Building for Living Reviews
mapped's data model includes infrastructure for living systematic reviews. The round-based architecture means that each update cycle can be tracked as a discrete unit while maintaining continuity with previous rounds. When living review support is fully released:
- Each update cycle will be a new round within the same project
- Previous rounds will be preserved and auditable
- Screening will be incremental — only new records enter the pipeline
- Meta-analysis will be versioned — you can view the pooled estimate at any point in the review's history
- The PRISMA flow diagram will reflect cumulative totals across rounds
This is not a bolt-on feature — it is a design decision built into the platform's data model from the beginning.
Further Reading
- Elliott JH, et al. Living systematic reviews: an emerging opportunity to narrow the evidence-practice gap. PLoS Medicine, 2014.

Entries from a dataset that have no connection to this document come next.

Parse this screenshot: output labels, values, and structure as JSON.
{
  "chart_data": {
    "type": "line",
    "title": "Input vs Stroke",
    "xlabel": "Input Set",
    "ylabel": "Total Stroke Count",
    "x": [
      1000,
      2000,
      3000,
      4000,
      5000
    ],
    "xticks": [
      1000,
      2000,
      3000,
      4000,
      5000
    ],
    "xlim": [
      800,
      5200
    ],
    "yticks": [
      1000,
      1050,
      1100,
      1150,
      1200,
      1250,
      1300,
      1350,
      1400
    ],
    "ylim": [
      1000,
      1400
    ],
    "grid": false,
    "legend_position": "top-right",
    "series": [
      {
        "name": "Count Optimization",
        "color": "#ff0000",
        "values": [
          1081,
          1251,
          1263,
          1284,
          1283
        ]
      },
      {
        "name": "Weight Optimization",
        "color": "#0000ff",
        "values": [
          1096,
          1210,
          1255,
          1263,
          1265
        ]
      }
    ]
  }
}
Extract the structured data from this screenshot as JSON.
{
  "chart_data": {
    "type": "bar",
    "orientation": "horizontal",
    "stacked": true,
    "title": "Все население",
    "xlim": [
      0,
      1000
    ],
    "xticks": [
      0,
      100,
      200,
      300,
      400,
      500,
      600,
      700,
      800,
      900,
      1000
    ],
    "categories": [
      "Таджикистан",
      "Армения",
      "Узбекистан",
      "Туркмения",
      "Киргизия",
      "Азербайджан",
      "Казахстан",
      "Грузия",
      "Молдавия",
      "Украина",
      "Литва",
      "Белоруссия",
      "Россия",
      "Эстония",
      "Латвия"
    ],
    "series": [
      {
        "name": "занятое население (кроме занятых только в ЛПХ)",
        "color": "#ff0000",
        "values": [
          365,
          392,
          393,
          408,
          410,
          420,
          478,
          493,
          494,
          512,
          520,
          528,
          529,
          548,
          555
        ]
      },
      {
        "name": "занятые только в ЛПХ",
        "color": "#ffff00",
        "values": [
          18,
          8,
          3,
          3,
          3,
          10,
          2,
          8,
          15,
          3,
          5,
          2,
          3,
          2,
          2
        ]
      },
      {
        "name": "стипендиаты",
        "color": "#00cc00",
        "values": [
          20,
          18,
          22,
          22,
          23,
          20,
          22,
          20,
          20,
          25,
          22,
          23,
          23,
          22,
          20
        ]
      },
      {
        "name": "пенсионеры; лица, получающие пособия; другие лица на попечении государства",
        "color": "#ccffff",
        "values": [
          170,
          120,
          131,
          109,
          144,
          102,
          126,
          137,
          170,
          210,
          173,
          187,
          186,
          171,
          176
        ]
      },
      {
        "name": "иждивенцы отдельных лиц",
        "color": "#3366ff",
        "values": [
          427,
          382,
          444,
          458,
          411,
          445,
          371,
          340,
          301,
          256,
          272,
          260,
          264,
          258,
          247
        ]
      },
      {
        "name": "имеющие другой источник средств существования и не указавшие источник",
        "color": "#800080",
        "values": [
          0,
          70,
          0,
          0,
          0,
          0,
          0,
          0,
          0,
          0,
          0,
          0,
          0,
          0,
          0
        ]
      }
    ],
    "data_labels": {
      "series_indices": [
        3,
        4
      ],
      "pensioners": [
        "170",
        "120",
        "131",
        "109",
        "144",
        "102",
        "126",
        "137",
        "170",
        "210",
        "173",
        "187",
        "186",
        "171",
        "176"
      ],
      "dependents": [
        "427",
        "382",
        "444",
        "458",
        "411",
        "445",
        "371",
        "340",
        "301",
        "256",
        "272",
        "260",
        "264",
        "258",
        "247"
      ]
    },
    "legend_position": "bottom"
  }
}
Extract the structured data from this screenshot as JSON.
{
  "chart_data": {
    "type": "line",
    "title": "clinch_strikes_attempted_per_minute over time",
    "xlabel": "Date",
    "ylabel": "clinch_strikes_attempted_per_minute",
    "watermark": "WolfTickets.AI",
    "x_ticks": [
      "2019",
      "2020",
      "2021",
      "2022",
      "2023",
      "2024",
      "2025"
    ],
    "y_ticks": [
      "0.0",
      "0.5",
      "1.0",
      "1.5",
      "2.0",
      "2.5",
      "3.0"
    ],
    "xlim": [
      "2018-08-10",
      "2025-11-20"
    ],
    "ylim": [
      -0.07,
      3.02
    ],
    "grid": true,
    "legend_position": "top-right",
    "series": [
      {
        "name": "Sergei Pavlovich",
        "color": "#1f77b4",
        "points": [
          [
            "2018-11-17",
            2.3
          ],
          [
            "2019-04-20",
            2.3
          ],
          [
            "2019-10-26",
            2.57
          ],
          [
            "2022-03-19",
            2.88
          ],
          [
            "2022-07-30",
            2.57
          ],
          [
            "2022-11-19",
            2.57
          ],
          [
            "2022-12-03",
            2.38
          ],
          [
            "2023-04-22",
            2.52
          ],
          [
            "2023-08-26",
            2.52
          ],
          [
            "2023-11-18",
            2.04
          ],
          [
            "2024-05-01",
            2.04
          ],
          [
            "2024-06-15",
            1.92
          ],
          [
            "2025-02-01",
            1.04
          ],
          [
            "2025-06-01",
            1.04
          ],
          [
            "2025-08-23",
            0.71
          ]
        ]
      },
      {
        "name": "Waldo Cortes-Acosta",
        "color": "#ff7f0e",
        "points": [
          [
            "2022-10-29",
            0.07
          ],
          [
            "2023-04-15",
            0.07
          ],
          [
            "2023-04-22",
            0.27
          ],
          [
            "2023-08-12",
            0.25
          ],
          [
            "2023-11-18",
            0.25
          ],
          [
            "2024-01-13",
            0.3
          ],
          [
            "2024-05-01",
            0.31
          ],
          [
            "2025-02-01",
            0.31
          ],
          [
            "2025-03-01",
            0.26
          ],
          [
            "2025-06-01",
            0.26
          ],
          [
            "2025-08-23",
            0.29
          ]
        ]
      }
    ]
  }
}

- Elliott JH, et al. Living systematic review: 1. Introduction — the why, what, when, and how. Journal of Clinical Epidemiology, 2017.
- Cochrane Living Systematic Review Network. Guidance for the production and publication of Cochrane living systematic reviews. Cochrane, 2019.
- Simmonds M, et al. Living systematic reviews: 3. Statistical methods for updating meta-analyses. Journal of Clinical Epidemiology, 2017.